According to the Kraft-McMillan theorem, a necessary and sufficient condition for $c$ to be uniquely decodable is that $\sum_{k=1}^4 n_k\left(\frac12\right)^k\le1\;.\tag{1}$ Thus, you need to find all of the $4$-tuples $\langle n_1,n_2,n_3,n_4\rangle$ of non-negative integers such that $(1)$ holds and $n_1+n_2+n_3+n_4=12$.
One way to do it systematically is to observe that $\langle 0,0,0,12\rangle$ is a solution and then try to transfer $4$-bit strings to shorter strings. For instance, $\langle 0,0,1,11\rangle$ is still okay, because $\frac18+\frac{11}{16}\le1$. What about $\langle 0,0,2,10\rangle$? The lefthand side of $(1)$ is then $\frac28+\frac{10}{16}=\frac78\le1$, so that’s okay, too. So are $\langle 0,0,3,9\rangle$ and $\langle 0,0,4,8$: the sums are $\frac38+\frac9{16}=\frac{15}{16}\le1$ and $\frac48+\frac8{16}=1$. But $\langle 0,0,5,7\rangle$ isn’t acceptable: $\frac58+\frac7{16}=\frac{17}{16}>1$.

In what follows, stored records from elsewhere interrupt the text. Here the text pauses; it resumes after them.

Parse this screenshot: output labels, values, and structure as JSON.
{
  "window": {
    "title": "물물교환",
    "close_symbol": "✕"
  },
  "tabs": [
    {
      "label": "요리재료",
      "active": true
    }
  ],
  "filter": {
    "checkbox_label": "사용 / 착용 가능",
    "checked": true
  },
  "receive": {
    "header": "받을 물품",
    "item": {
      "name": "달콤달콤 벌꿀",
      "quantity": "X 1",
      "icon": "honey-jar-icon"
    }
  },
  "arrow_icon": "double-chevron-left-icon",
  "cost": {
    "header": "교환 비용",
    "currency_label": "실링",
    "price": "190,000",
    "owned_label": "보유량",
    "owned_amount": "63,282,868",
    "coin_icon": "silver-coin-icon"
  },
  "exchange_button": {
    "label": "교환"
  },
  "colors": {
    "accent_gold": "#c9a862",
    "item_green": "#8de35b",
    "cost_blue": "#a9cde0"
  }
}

There are ways to speed things up, but a good way to discover some of them is to continue the brute-force procedure until you start seeing some patterns. For instance, you might notice just in what I did above that every time I transferred one symbol from a $4$-bit to a $3$-bit code, the sum on the lefthand side of $(1)$ increased by $1/16$. Can you see why? Better yet, can you see how to make use of this in transferring symbols between codes of other lengths?